ラベンダーと星空の約束

 


「流星、3人で暮らしたいと私も思うけど…

3LDKって家賃高いよね?
流星だけに支払わせるのは……」




「それなりに収入を得てるから大丈夫。

前に言っただろ?

小説の印税でそこそこ裕福だって」




「う…ん…」





私達と違い、流星には収入がある。

それは分かっているけど、やっぱり抵抗があった。



婚約している訳でもないのに、そこまで甘えていいのかなって……



けど…出来るなら中退はしたくないし、後1年東京で頑張りたい。



それに、今までみたいに3人で楽しく暮らせると思ったら、

その提案を断る事は出来なかった。



流星に申し訳ないと思いつつ、宜しくお願いしますと頭を下げる。



そんな私を見て、流星は嬉しそうに笑ってくれた。



私は賛成したけど……




「瑞希…ダメ?迷惑だった?」




隣を見ると、瑞希君は可愛らしい顔の眉根を寄せ、考え込んでいた。



3人で暮らしたいと言うのは迷惑?

流星のその問いに、瑞希君はすぐに首を横に振って否定した。




「迷惑じゃないよ。
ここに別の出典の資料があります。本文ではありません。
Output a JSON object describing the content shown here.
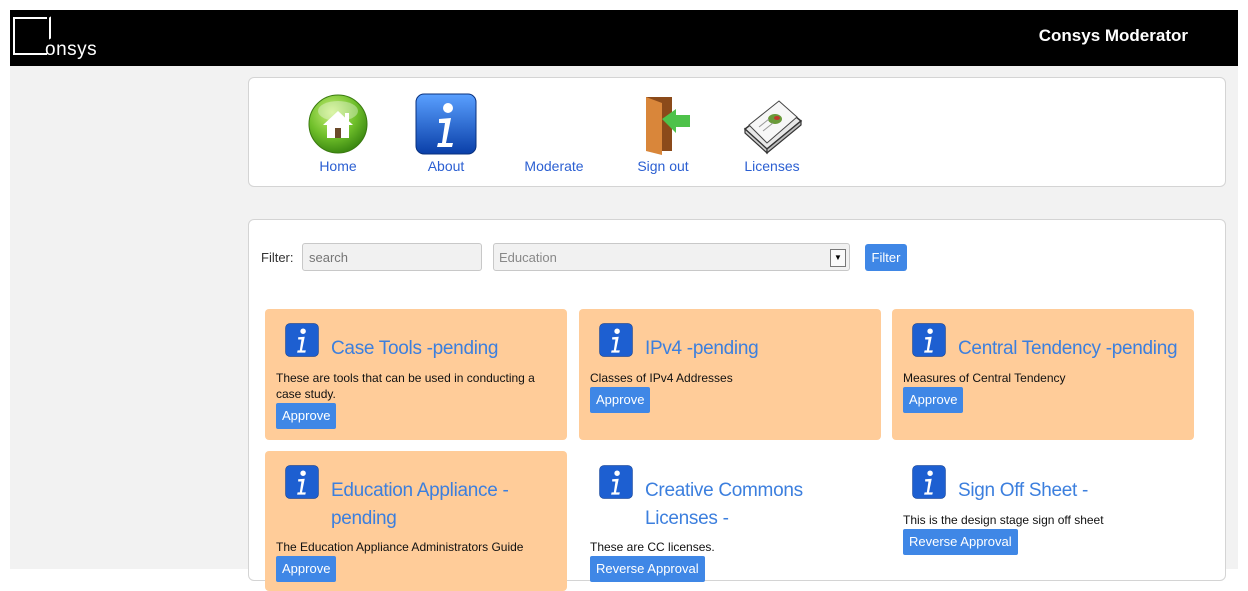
{
  "header": {
    "logo_text": "onsys",
    "title": "Consys Moderator"
  },
  "nav": {
    "items": [
      {
        "label": "Home",
        "icon": "home-icon"
      },
      {
        "label": "About",
        "icon": "info-icon"
      },
      {
        "label": "Moderate",
        "icon": "none"
      },
      {
        "label": "Sign out",
        "icon": "sign-out-icon"
      },
      {
        "label": "Licenses",
        "icon": "licenses-icon"
      }
    ]
  },
  "filter": {
    "label": "Filter:",
    "search_placeholder": "search",
    "category_selected": "Education",
    "button_label": "Filter"
  },
  "cards": [
    {
      "title": "Case Tools -pending",
      "description": "These are tools that can be used in conducting a case study.",
      "action": "Approve",
      "status": "pending"
    },
    {
      "title": "IPv4 -pending",
      "description": "Classes of IPv4 Addresses",
      "action": "Approve",
      "status": "pending"
    },
    {
      "title": "Central Tendency -pending",
      "description": "Measures of Central Tendency",
      "action": "Approve",
      "status": "pending"
    },
    {
      "title": "Education Appliance - pending",
      "description": "The Education Appliance Administrators Guide",
      "action": "Approve",
      "status": "pending"
    },
    {
      "title": "Creative Commons Licenses -",
      "description": "These are CC licenses.",
      "action": "Reverse Approval",
      "status": "approved"
    },
    {
      "title": "Sign Off Sheet -",
      "description": "This is the design stage sign off sheet",
      "action": "Reverse Approval",
      "status": "approved"
    }
  ],
  "colors": {
    "pending_bg": "#ffcc99",
    "accent": "#3f87e6",
    "title_blue": "#3c7fde"
  }
}
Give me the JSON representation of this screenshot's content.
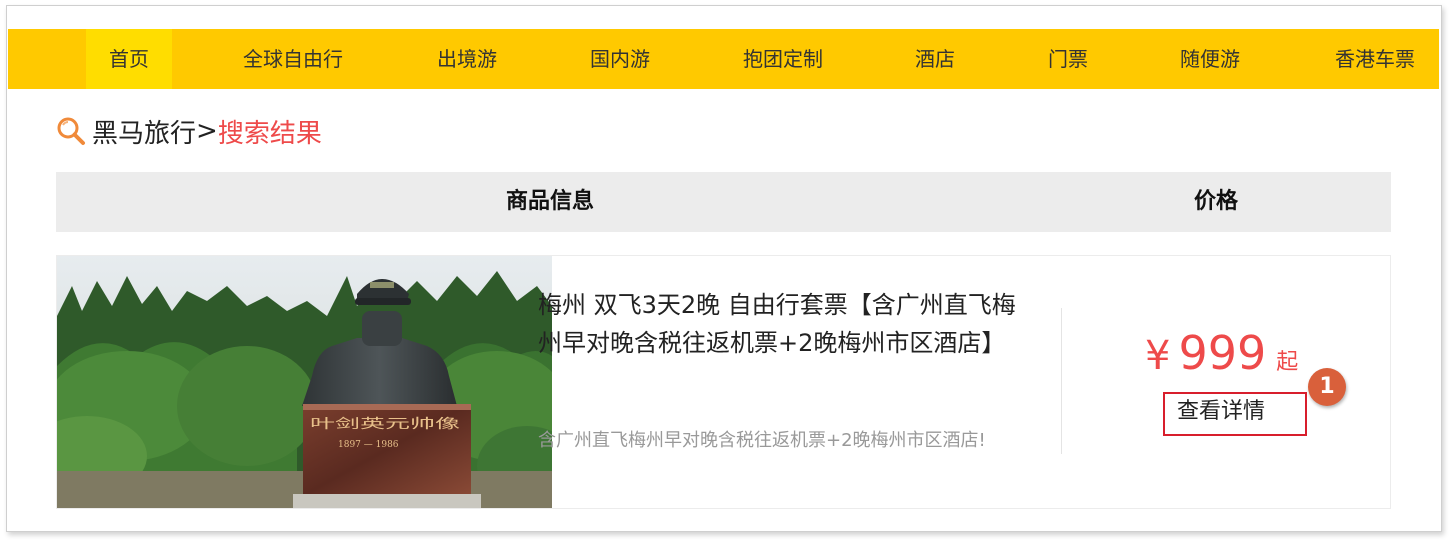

大ちゃんの申し出は、お金の面でも有り難いと思う。

卒業したらバイトも自由に出来るし、一人暮らしも可能だと思うけど、

柏寮を出てから卒業までの2ヶ月間の家賃をどうしようか、正直困っていたんだ。

でもさ、僕は紫ちゃんと立場が違うから、大ちゃんに家賃を払って貰うのはちょっとね……

それに2人の同棲生活に僕が入り込むのも……」




「私、瑞希君と一緒にいたい!」




「う…え…?」




「うえって何よ…

瑞希君は私が嫌なの?

アレの時に、消音で出来ないから一緒にいるのは嫌?

それなら、今度こそ頑張って声出さない様に…

そうだ!タオルかじってするから!それなら多分声も抑えられると…」




「紫ちゃん、ストップ!

今物凄く下ネタ言ってるの自覚してないでしょ?

チャラ男だった時の大ちゃん並だよ?」




「あ……」




「全く君は……真っ赤になる位なら、発言は気をつけてね。